High transparency in the structural color resin films through quasi-amorphous arrays of colloidal silica nanospheres

Abstract

Periodic crystals are angle-dependent structures that typically exhibit iridescent colors, thus limiting their practical application. Consequently, uniform structural colors have substantial potential for use in optical devices. This paper presents a simple and inexpensive method for fabricating novel structural color resin films with high optical transparency, uniform reflection color, and physical rigidity. Quasi-amorphous resin films were fabricated through a molding process because of the shear-induced order and polymerization caused by the formation of quasi-amorphous structures trapped inside the polymer resin. A low index difference between colloidal silica nanospheres and the polymer resin led to the high transparency of composite resin films and uniform weak reflection colors. The reflectance spectra of the silica nanospheres showed reflection peaks from the ultraviolet to near-infrared regions depending on the nanosphere size.

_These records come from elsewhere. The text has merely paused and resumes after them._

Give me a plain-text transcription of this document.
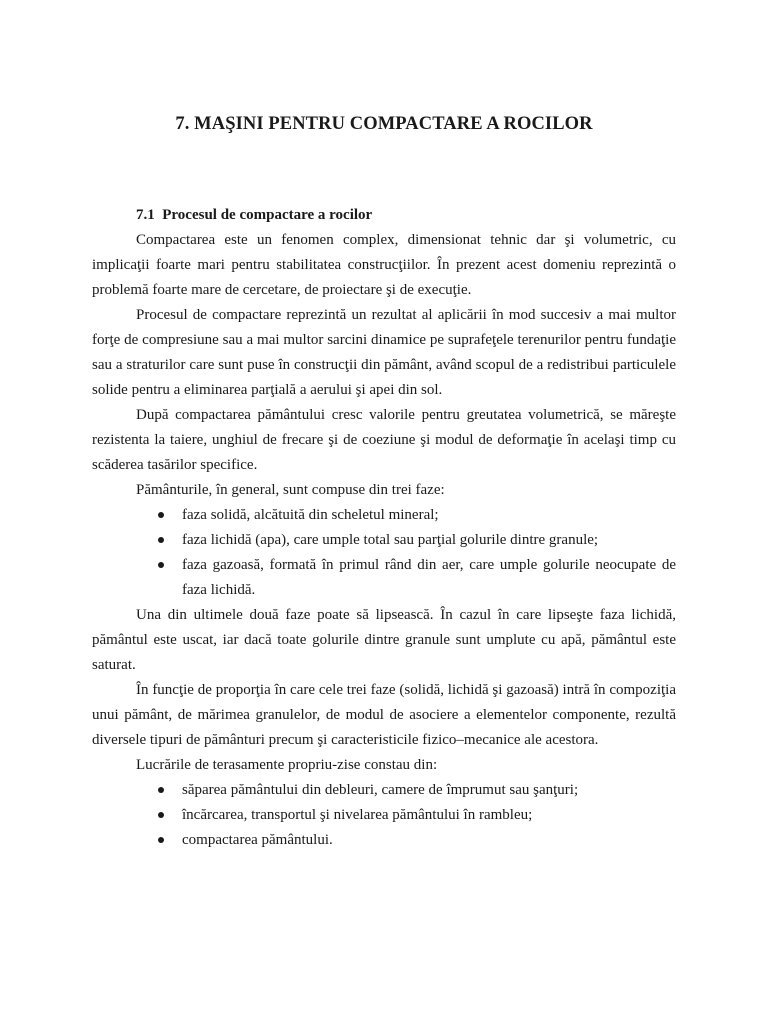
7. MAŞINI PENTRU COMPACTARE A ROCILOR
7.1  Procesul de compactare a rocilor

Compactarea este un fenomen complex, dimensionat tehnic dar şi volumetric, cu implicaţii foarte mari pentru stabilitatea construcţiilor. În prezent acest domeniu reprezintă o problemă foarte mare de cercetare, de proiectare şi de execuţie.

Procesul de compactare reprezintă un rezultat al aplicării în mod succesiv a mai multor forţe de compresiune sau a mai multor sarcini dinamice pe suprafeţele terenurilor pentru fundaţie sau a straturilor care sunt puse în construcţii din pământ, având scopul de a redistribui particulele solide pentru a eliminarea parţială a aerului şi apei din sol.

După compactarea pământului cresc valorile pentru greutatea volumetrică, se măreşte rezistenta la taiere, unghiul de frecare şi de coeziune şi modul de deformaţie în acelaşi timp cu scăderea tasărilor specifice.

Pământurile, în general, sunt compuse din trei faze:

faza solidă, alcătuită din scheletul mineral;
faza lichidă (apa), care umple total sau parţial golurile dintre granule;
faza gazoasă, formată în primul rând din aer, care umple golurile neocupate de faza lichidă.

Una din ultimele două faze poate să lipsească. În cazul în care lipseşte faza lichidă, pământul este uscat, iar dacă toate golurile dintre granule sunt umplute cu apă, pământul este saturat.

În funcţie de proporţia în care cele trei faze (solidă, lichidă şi gazoasă) intră în compoziţia unui pământ, de mărimea granulelor, de modul de asociere a elementelor componente, rezultă diversele tipuri de pământuri precum şi caracteristicile fizico–mecanice ale acestora.

Lucrările de terasamente propriu-zise constau din:

săparea pământului din debleuri, camere de împrumut sau şanţuri;
încărcarea, transportul şi nivelarea pământului în rambleu;
compactarea pământului.
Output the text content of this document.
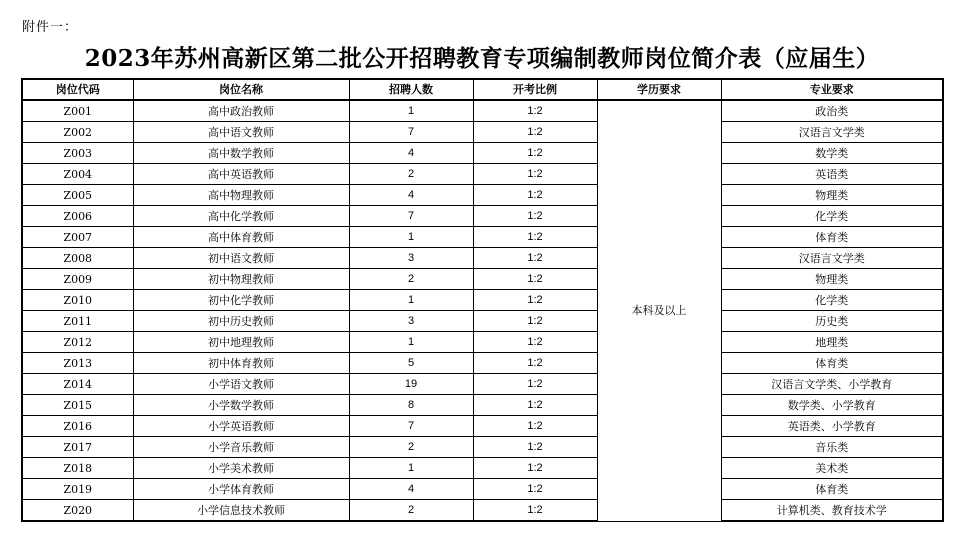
附件一：
2023年苏州高新区第二批公开招聘教育专项编制教师岗位简介表（应届生）
岗位代码	岗位名称	招聘人数	开考比例	学历要求	专业要求
Z001	高中政治教师	1	1:2	本科及以上	政治类
Z002	高中语文教师	7	1:2		汉语言文学类
Z003	高中数学教师	4	1:2		数学类
Z004	高中英语教师	2	1:2		英语类
Z005	高中物理教师	4	1:2		物理类
Z006	高中化学教师	7	1:2		化学类
Z007	高中体育教师	1	1:2		体育类
Z008	初中语文教师	3	1:2		汉语言文学类
Z009	初中物理教师	2	1:2		物理类
Z010	初中化学教师	1	1:2		化学类
Z011	初中历史教师	3	1:2		历史类
Z012	初中地理教师	1	1:2		地理类
Z013	初中体育教师	5	1:2		体育类
Z014	小学语文教师	19	1:2		汉语言文学类、小学教育
Z015	小学数学教师	8	1:2		数学类、小学教育
Z016	小学英语教师	7	1:2		英语类、小学教育
Z017	小学音乐教师	2	1:2		音乐类
Z018	小学美术教师	1	1:2		美术类
Z019	小学体育教师	4	1:2		体育类
Z020	小学信息技术教师	2	1:2		计算机类、教育技术学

Angle-resolved reflection and scattering spectrometry results showed that the structural color of the sample originated from the constructive interference of quasi-amorphous structures. In addition, we demonstrated the quasi-amorphous resin films as novel optical filters for developing white light-emitting diodes (WLEDs). This study successfully developed a novel technique that can be applied in optical devices such as displays, sensors and WLEDs.